As Texas House Bill 3053 heads to Governor Abbott’s desk, it is serving as a broader reminder to all states of the gun “buybacks” scam, only this time with a legislative solution to this anti-gun mainstay. Time and again, decades of research and examples of diversion to criminals city by city continue to prove these initiatives to be futile, if not counterproductive. Yet anti-gun propagandists, and well-meaning dupes who get roped into supporting them, continue to find “buybacks” irresistible in most states. Texas took seriously a new approach to what is now an old problem by running legislation to ensure that municipalities and counties cannot adopt or enforce any ordinance or measure that facilitates a gun buyback program, i.e., that taxpayer resources are not expended on gun control cheerleading events that lack any real public safety value.

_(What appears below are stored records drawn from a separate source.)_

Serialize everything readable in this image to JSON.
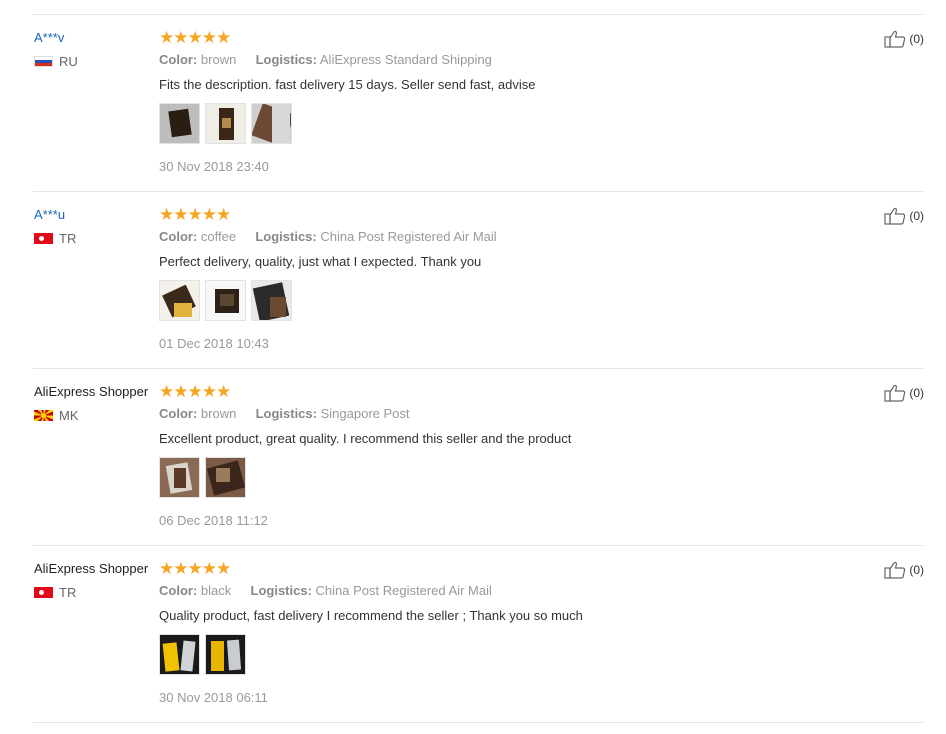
{
  "reviews": [
    {
      "user": "A***v",
      "country": "RU",
      "flag_icon": "flag-ru-icon",
      "rating_stars": "★★★★★",
      "rating": 5,
      "color_label": "Color:",
      "color_value": "brown",
      "logistics_label": "Logistics:",
      "logistics_value": "AliExpress Standard Shipping",
      "comment": "Fits the description. fast delivery 15 days. Seller send fast, advise",
      "photos": [
        "photo-1",
        "photo-2",
        "photo-3"
      ],
      "date": "30 Nov 2018 23:40",
      "helpful": "(0)"
    },
    {
      "user": "A***u",
      "country": "TR",
      "flag_icon": "flag-tr-icon",
      "rating_stars": "★★★★★",
      "rating": 5,
      "color_label": "Color:",
      "color_value": "coffee",
      "logistics_label": "Logistics:",
      "logistics_value": "China Post Registered Air Mail",
      "comment": "Perfect delivery, quality, just what I expected. Thank you",
      "photos": [
        "photo-1",
        "photo-2",
        "photo-3"
      ],
      "date": "01 Dec 2018 10:43",
      "helpful": "(0)"
    },
    {
      "user": "AliExpress Shopper",
      "country": "MK",
      "flag_icon": "flag-mk-icon",
      "rating_stars": "★★★★★",
      "rating": 5,
      "color_label": "Color:",
      "color_value": "brown",
      "logistics_label": "Logistics:",
      "logistics_value": "Singapore Post",
      "comment": "Excellent product, great quality. I recommend this seller and the product",
      "photos": [
        "photo-1",
        "photo-2"
      ],
      "date": "06 Dec 2018 11:12",
      "helpful": "(0)"
    },
    {
      "user": "AliExpress Shopper",
      "country": "TR",
      "flag_icon": "flag-tr-icon",
      "rating_stars": "★★★★★",
      "rating": 5,
      "color_label": "Color:",
      "color_value": "black",
      "logistics_label": "Logistics:",
      "logistics_value": "China Post Registered Air Mail",
      "comment": "Quality product, fast delivery I recommend the seller ; Thank you so much",
      "photos": [
        "photo-1",
        "photo-2"
      ],
      "date": "30 Nov 2018 06:11",
      "helpful": "(0)"
    }
  ],
  "colors": {
    "star": "#f5a623",
    "anon_user": "#1a66b8",
    "muted": "#999999",
    "divider": "#e6e6e6"
  }
}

All government-sponsored gun “buybacks” in Anytown, U.S.A., have the same inherent flaws. First, nearly all of these programs are implemented at a county or city level using significant taxpayer monies. These programs often offer cash, gift cards, or other incentives such as sporting event tickets for firearms under the guise of public safety. On their face alone, these programs appear illogical as a method to reduce gun violence. The “buyback” itself is largely anonymous by design, often under a “no questions asked” format. While that may, in theory, give a criminal opportunity to easily rid himself of an illegal firearm with a reduced risk of prosecution, most of the firearms turned in are old and inoperable, not the sorts or firearms usable in crimes.
Yet neither option is poised to enhance public safety. In the first, the trigger puller remains at large, only without potentially incriminating evidence and slightly enriched on the taxpayers’ dime. In the second, the buyback organizers serve as glorified garbage collectors.
Additionally, in most cases, the offered prices are less than the potential sale price of a firearm in good operating condition. In other reported cases, people were receiving large sums of money for items that were not even firearms; recall that New York was forced to change their buyback rules after a participant exploited the system by using a 3D printer to make parts in bulk that he exchanged for over $21,000 in gift cards.
Again, the most rigorous studies over the course of decades now show no empirical evidence to support that these initiatives have any anti-crime benefit even after utilizing millions of dollars. In Harris County, Texas, the county alone provided over $1 million dollars in taxpayer money specifically for gun “buyback” programs. These programs continue to raise questions about the relative effectiveness of each intervention when these notable sums and resources could and should have been redirected in a more meaningful way for citizen safety.
The gun owning community finds these programs cringeworthy; as well, the term “buyback” falsely suggests that the government had ownership of these firearms in the first place. NRA, in working to protect Second Amendment rights in all 50 states and their municipalities, knows all too well the necessity of guardrails to check the misuse of local government authority, and this is what Texas is ultimately seeking to do.
Local efforts like gun “buybacks” can have an enduring effect on establishing an official anti-gun orthodoxy, while serving as a socially engineered distraction to the honest conversations needed on real safety measures. States should be focusing on efforts that provide solutions, not merely attention, and what happens next in Texas is worth watching for all states.